Caroline Duffy
Matthew Gonzales, Friday 2-3
Salvador
Dali and the Persistence of Memory
In
our readings, we have seen how the novels created by modernist authors were
formed by and made commentary on, the world around them. In a similar way,
modernist artists like Salvador Dali, used art to communicate their
unconventional ideas. In the Persistence
of Memory, perhaps Dali’s most famous work, he translates complex beliefs
into his painting by creating symbolic images.
In such a succinct way, abstract ideas like relativity and impermanence
were brought to the public’s attention. And all this through the image of
melting clocks deserted in a desert.
Created
in 1933, the Persistence of Memory
was formed the same year as the theory of relativity. It has been held by some
art critiques that Dali’s surrealist masterpiece was a commentary on the notions
discussed in Einstein’s work. Similar to Einstein’s concept that time is
relative, Dali’s clocks seem to suggest that time, as we know it, is melting
away. Instead of following the linear timeline that had always been previously
stated as true, Dali is suggesting that perhaps time does not always point in a
one-way direction. Although it is open to interpretation, this analysis of
Dali’s painting shows just how intersectional the art and scientific world can
be. Both branches helping the other’s thoughts to become more popularized and
well known.
The
painting has also been said to be a commentary on the impermanence of our
world. Many modernists did not believe that the world was ruled by absolutes
and that instead it was full of indefinites and uncertainties. If this analysis
is to be taken into account, then it can be seen that Dali’s melting clocks are
making fun of our supposed understanding of time. Although we may think of them
as timeless, clocks are in fact human productions that provide our only source
of surety of what “time” is. As Dali put it, he was working,
“to systematize confusion and thus to help discredit completely the world of
reality.” The modernist concepts explored in Dali’s art give it the depth that
make it a cultural phenomena today.
Salvador Dali used the world to his
full advantage when making his artwork. By involving contemporary cultural
aspects and intellectual notions into the threadwork of his painting’s design,
he was able to form great pieces with powerful meanings. Modernist writers also
used this technique to make their own art more substantial. Whether it was Dos
Passos critiquing big business or Zora Neale Hurston examining race in the
United States, both used this dynamic combination to make their novels timeless.
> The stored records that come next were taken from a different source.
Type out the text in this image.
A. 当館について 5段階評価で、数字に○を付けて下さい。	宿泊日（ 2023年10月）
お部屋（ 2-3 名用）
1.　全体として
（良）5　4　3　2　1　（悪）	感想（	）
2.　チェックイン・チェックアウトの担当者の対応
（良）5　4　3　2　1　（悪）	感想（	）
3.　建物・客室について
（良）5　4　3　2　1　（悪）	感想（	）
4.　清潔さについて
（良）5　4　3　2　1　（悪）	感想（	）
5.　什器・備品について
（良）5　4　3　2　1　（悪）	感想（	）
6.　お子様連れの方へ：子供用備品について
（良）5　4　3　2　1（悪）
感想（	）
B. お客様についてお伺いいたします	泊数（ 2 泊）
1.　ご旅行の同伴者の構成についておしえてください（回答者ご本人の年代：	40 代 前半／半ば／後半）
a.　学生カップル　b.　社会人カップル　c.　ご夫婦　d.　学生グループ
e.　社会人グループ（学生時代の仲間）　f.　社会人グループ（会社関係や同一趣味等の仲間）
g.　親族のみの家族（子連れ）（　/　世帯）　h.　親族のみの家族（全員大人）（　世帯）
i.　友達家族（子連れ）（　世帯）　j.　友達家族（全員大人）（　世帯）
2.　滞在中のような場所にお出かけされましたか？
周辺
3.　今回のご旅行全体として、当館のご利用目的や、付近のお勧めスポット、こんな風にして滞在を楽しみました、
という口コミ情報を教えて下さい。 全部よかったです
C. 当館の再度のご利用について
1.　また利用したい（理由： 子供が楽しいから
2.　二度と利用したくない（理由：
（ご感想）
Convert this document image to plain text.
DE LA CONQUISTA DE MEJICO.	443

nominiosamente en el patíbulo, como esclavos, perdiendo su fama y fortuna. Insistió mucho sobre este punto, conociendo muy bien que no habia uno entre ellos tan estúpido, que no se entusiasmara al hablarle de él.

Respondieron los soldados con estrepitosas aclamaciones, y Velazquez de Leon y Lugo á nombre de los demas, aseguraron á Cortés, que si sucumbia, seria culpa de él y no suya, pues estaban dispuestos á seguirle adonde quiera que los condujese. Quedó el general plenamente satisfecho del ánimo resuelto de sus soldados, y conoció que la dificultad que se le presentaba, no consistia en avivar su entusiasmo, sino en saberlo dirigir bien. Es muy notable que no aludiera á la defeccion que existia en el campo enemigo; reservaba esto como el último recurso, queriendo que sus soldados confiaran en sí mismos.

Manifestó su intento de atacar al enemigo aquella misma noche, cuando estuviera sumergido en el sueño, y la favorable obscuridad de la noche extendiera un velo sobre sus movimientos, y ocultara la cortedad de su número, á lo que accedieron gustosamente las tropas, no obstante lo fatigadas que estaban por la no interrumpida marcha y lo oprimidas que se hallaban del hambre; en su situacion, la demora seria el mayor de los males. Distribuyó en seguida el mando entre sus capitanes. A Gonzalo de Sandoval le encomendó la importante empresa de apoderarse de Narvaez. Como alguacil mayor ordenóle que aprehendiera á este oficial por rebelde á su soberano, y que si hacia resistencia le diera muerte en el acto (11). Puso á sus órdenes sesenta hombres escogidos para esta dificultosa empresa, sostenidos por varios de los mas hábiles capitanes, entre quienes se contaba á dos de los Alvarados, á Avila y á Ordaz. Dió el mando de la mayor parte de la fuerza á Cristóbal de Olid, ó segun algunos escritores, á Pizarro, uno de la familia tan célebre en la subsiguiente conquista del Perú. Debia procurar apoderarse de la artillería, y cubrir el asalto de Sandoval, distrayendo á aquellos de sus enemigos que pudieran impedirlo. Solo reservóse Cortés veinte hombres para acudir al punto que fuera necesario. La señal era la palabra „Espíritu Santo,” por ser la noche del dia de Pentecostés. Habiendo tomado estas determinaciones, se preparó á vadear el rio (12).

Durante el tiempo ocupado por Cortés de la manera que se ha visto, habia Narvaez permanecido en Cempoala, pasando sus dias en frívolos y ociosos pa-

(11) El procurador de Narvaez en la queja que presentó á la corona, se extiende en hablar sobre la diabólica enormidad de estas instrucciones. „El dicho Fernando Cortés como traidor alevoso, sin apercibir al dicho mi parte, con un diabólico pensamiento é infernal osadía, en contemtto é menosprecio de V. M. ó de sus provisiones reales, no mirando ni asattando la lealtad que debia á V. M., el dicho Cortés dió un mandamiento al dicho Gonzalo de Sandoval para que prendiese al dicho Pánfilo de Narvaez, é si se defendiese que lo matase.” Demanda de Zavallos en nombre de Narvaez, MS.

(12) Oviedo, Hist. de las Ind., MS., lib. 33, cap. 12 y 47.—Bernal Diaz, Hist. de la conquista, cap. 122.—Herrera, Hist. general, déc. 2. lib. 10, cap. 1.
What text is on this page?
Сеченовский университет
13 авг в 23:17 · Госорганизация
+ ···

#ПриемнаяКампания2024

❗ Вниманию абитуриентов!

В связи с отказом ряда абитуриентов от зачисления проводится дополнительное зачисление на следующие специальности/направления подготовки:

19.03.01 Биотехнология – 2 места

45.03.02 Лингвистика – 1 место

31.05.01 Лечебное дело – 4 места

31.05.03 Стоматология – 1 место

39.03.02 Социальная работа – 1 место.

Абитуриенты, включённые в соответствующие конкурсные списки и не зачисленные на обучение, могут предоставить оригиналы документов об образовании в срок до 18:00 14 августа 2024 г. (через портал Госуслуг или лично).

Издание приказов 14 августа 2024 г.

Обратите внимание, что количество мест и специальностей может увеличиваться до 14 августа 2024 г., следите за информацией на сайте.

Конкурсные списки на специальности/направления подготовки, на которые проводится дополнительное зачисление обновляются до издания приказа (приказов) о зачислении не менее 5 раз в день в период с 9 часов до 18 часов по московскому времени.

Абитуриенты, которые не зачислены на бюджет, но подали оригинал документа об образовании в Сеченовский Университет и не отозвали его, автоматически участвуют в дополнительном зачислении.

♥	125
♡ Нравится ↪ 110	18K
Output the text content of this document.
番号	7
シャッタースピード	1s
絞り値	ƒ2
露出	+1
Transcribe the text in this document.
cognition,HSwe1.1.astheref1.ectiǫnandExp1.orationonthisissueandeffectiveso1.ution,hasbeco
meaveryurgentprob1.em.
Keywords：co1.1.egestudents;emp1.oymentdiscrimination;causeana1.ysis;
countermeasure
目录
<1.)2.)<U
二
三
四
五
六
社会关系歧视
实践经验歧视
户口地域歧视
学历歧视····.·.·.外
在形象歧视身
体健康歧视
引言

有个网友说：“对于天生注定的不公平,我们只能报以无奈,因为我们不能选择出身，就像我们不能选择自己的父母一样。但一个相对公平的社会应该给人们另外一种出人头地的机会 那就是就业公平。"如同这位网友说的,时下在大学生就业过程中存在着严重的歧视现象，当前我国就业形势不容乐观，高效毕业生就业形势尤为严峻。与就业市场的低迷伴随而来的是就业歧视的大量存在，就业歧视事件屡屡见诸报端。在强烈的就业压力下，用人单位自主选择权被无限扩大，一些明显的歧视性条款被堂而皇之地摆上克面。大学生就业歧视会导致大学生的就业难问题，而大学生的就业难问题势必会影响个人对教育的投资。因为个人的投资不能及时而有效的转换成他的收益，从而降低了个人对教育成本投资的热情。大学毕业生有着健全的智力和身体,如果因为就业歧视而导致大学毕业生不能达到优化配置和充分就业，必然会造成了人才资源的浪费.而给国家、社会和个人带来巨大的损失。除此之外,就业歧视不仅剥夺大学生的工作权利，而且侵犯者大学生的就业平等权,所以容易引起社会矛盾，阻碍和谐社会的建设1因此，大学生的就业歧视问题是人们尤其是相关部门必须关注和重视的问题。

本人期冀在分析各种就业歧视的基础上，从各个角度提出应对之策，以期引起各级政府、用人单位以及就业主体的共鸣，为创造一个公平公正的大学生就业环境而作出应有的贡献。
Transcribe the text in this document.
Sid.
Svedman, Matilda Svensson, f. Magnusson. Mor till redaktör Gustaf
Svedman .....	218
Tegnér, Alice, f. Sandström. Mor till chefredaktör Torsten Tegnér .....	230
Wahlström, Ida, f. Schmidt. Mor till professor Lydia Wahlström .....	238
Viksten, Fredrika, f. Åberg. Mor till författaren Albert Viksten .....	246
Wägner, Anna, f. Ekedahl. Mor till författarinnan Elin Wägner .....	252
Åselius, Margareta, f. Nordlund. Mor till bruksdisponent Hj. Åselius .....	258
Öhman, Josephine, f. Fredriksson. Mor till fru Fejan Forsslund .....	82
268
As Salvador Dali once said, “intelligence without ambition is a bird without
wings”. So the modernist writers used their common-held (amongst the
movement’s) beliefs and personal experiences that they were passionate about to
compose novels we still care and learn from today.
Questions for class:
What other interpretations do you have of the painting?
Which fields were
some of the most important in influencing Modernist thought?
Works
Cited
"The Persistence of Memory by
Salvador Dali Facts & History." Totally History The Persistence of
Memory Comments. N.p., n.d. Web. 30 Sept. 2016.
"MOST POPULAR PAINTINGS." Persistence
of Memory, 1931 by Salvador Dali. N.p., n.d. Web. 30 Sept. 2016.